# Cubed Roots Proof

• Mar 1st 2011, 03:10 PM
Berge
Cubed Roots Proof
(Headbang)...How can I show that If 0<x<y then :

$\displaystyle \noindent$$\pmb{\sqrt[3]{y-x}> \sqrt[3]{y}-\sqrt[3]{x}}$$$
• Mar 1st 2011, 06:18 PM
tonio
Quote:

Originally Posted by Berge
(Headbang)...How can I show that If 0<x<y then :

$\displaystyle \noindent$$\pmb{\sqrt[3]{y-x}> \sqrt[3]{y}-\sqrt[3]{x}}$$$

Raising to the 3rd power both sides:

$\displaystyle \sqrt[3]{y-x}>\sqrt[3]{y}-\sqrt[3]{x}\Longleftrightarrow y-x>y-3y^{2/3}x^{1/3}+3y^{1/3}x^{2/3}-x\Longleftrightarrow$

$\displaystyle \Longleftrightarrow 3\sqrt[3]{xy}(\sqrt[3]{x}-\sqrt[3]{y})<0$ , and since this last inequality is trivial we're done.

Tonio
• Mar 2nd 2011, 02:50 AM
HallsofIvy
What Tonio did is an example of what is called in some texts "synthetic proof". Notice that he started from the thing he wanted to prove and manipulated it to a statement that is "trivially" true.
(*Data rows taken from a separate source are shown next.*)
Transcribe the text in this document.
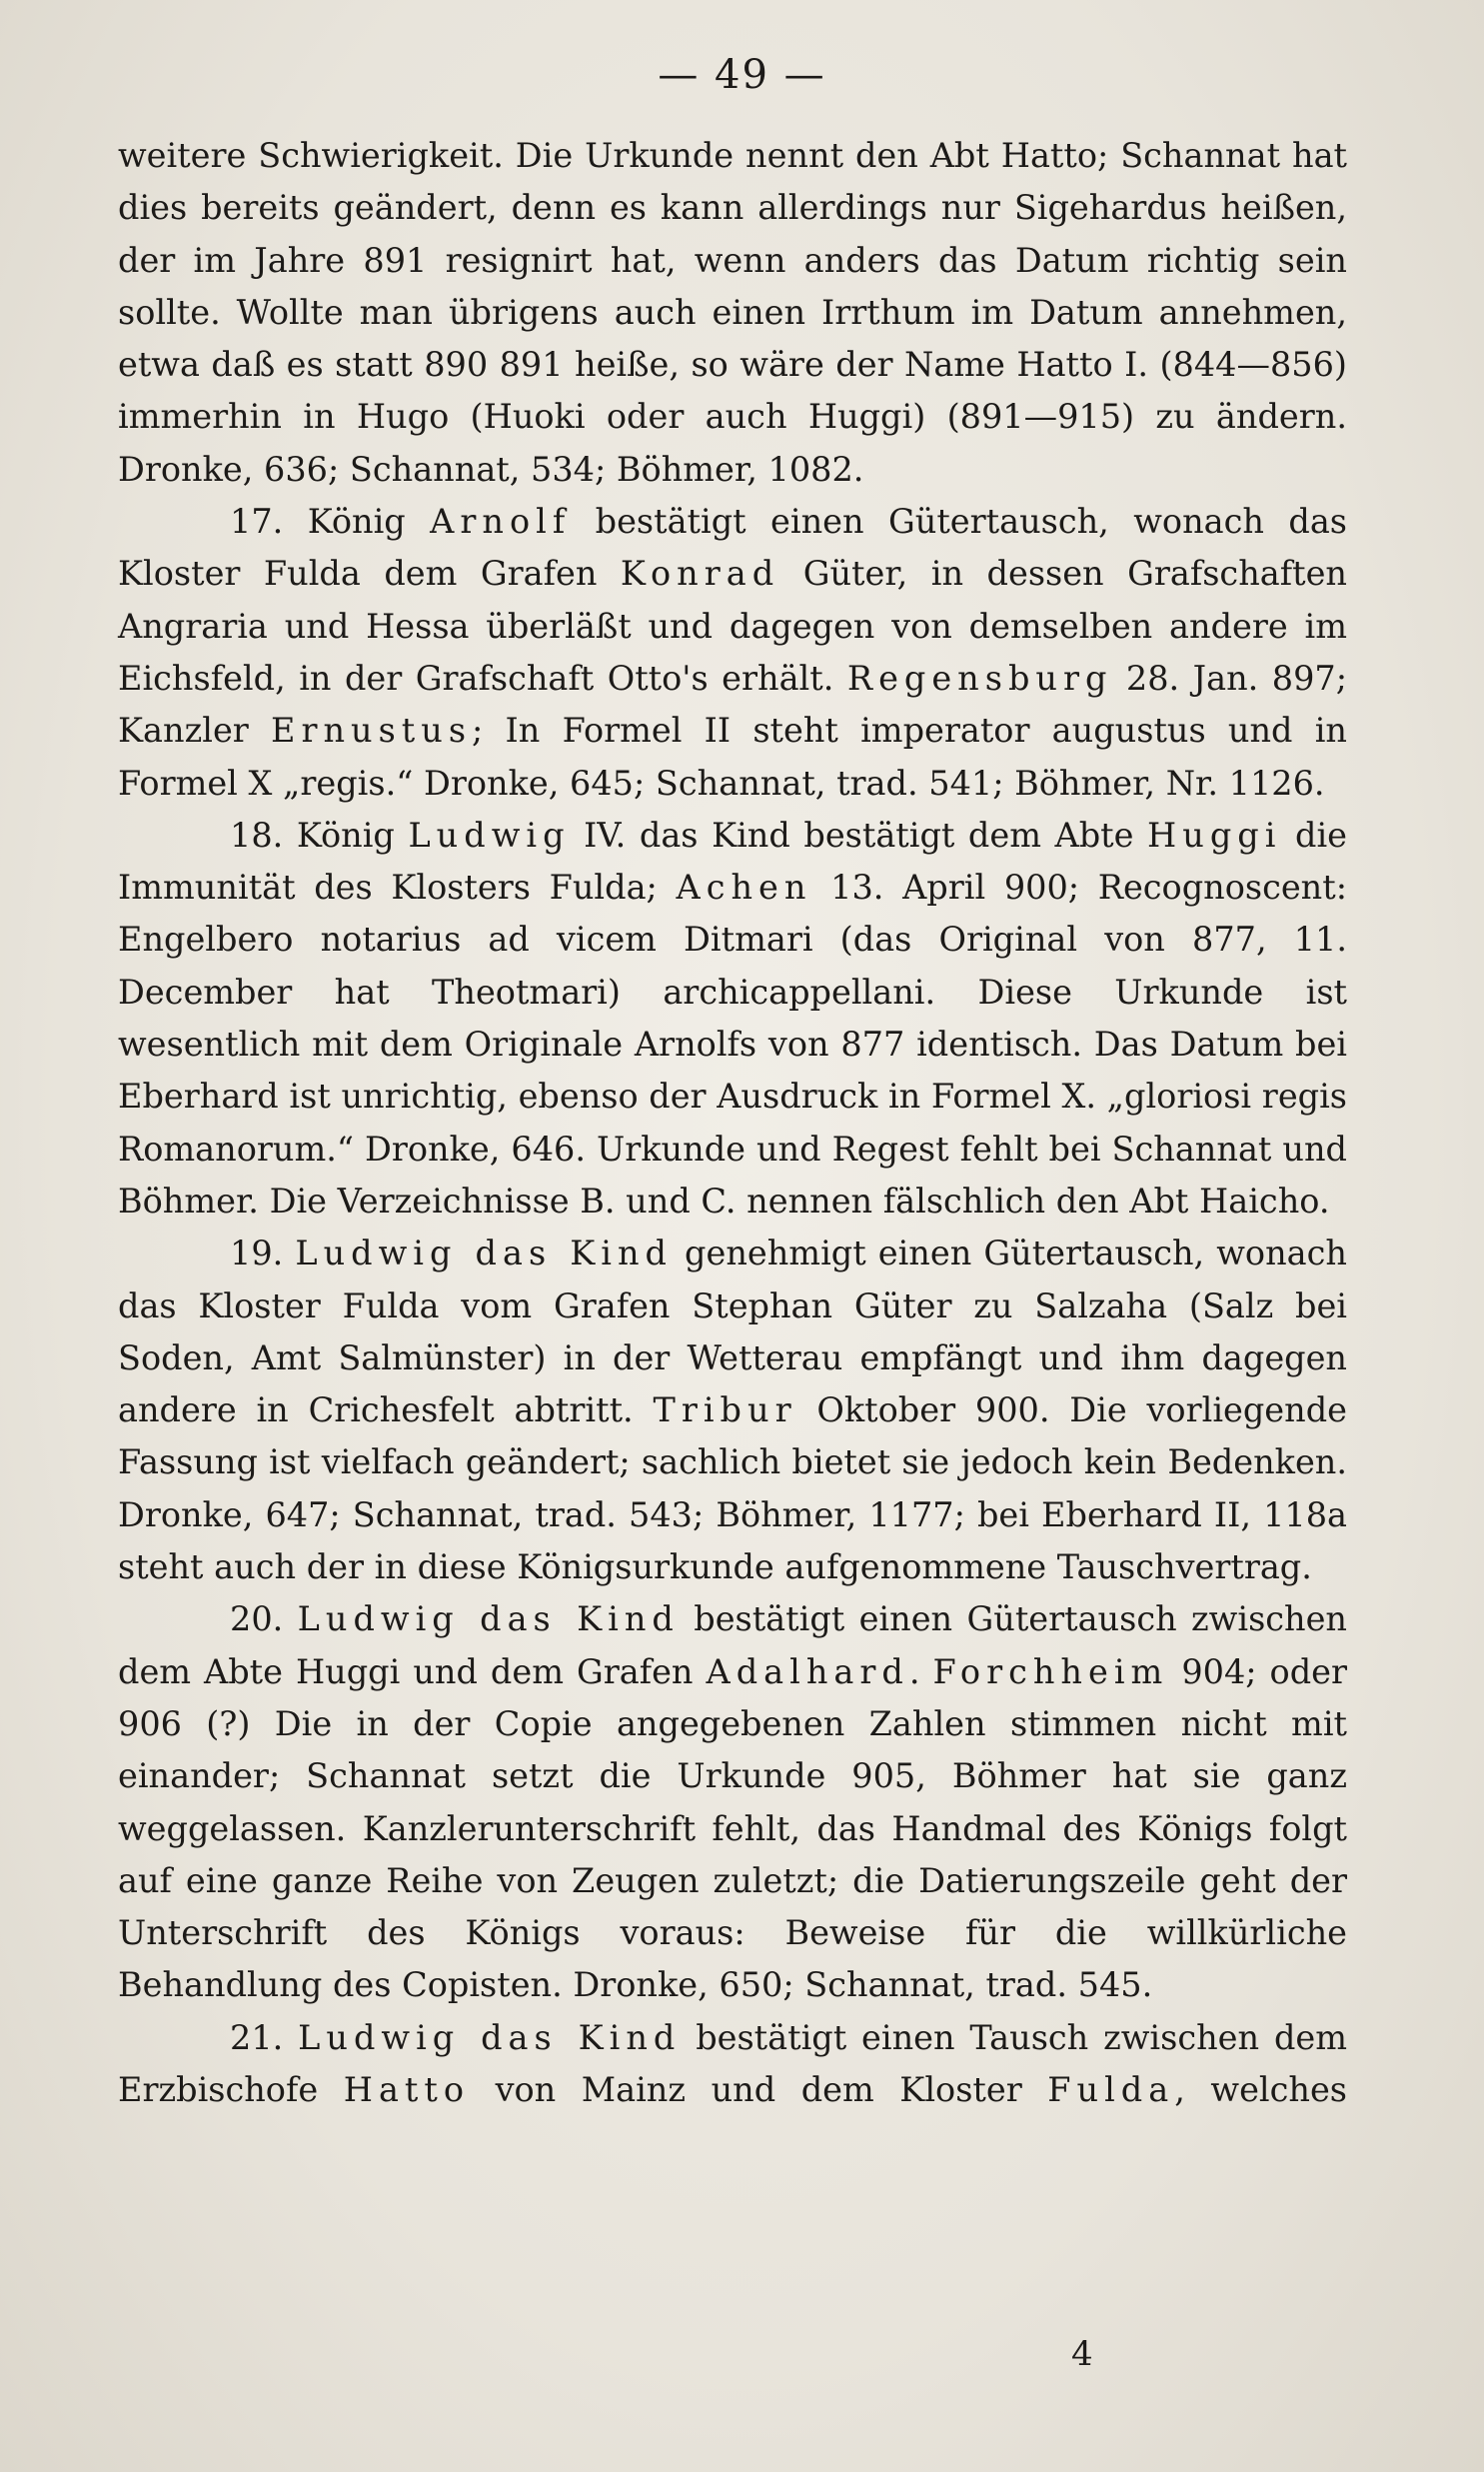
— 49 —

weitere Schwierigkeit. Die Urkunde nennt den Abt Hatto; Schannat hat dies bereits geändert, denn es kann allerdings nur Sigehardus heißen, der im Jahre 891 resignirt hat, wenn anders das Datum richtig sein sollte. Wollte man übrigens auch einen Irrthum im Datum annehmen, etwa daß es statt 890 891 heiße, so wäre der Name Hatto I. (844—856) immerhin in Hugo (Huoki oder auch Huggi) (891—915) zu ändern. Dronke, 636; Schannat, 534; Böhmer, 1082.

17. König Arnolf bestätigt einen Gütertausch, wonach das Kloster Fulda dem Grafen Konrad Güter, in dessen Grafschaften Angraria und Hessa überläßt und dagegen von demselben andere im Eichsfeld, in der Grafschaft Otto's erhält. Regensburg 28. Jan. 897; Kanzler Ernustus; In Formel II steht imperator augustus und in Formel X „regis.“ Dronke, 645; Schannat, trad. 541; Böhmer, Nr. 1126.

18. König Ludwig IV. das Kind bestätigt dem Abte Huggi die Immunität des Klosters Fulda; Achen 13. April 900; Recognoscent: Engelbero notarius ad vicem Ditmari (das Original von 877, 11. December hat Theotmari) archicappellani. Diese Urkunde ist wesentlich mit dem Originale Arnolfs von 877 identisch. Das Datum bei Eberhard ist unrichtig, ebenso der Ausdruck in Formel X. „gloriosi regis Romanorum.“ Dronke, 646. Urkunde und Regest fehlt bei Schannat und Böhmer. Die Verzeichnisse B. und C. nennen fälschlich den Abt Haicho.

19. Ludwig das Kind genehmigt einen Gütertausch, wonach das Kloster Fulda vom Grafen Stephan Güter zu Salzaha (Salz bei Soden, Amt Salmünster) in der Wetterau empfängt und ihm dagegen andere in Crichesfelt abtritt. Tribur Oktober 900. Die vorliegende Fassung ist vielfach geändert; sachlich bietet sie jedoch kein Bedenken. Dronke, 647; Schannat, trad. 543; Böhmer, 1177; bei Eberhard II, 118a steht auch der in diese Königsurkunde aufgenommene Tauschvertrag.

20. Ludwig das Kind bestätigt einen Gütertausch zwischen dem Abte Huggi und dem Grafen Adalhard. Forchheim 904; oder 906 (?) Die in der Copie angegebenen Zahlen stimmen nicht mit einander; Schannat setzt die Urkunde 905, Böhmer hat sie ganz weggelassen. Kanzlerunterschrift fehlt, das Handmal des Königs folgt auf eine ganze Reihe von Zeugen zuletzt; die Datierungszeile geht der Unterschrift des Königs voraus: Beweise für die willkürliche Behandlung des Copisten. Dronke, 650; Schannat, trad. 545.

21. Ludwig das Kind bestätigt einen Tausch zwischen dem Erzbischofe Hatto von Mainz und dem Kloster Fulda, welches

4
Strictly speaking, you are not allowed to assume what you want to prove but here everything is "reversible" (note the double ended arrows). The "real" proof would start from $\displaystyle 3\sqrt[3]{xy}\left(\sqrt[3]{x}-\sqrt[3]{y}\right)< 0$, which is obviously true because x< y, and work backwards to $\displaystyle \sqrt[3]{y- x}> \sqrt[3]{y}- \sqrt[3]{x}$.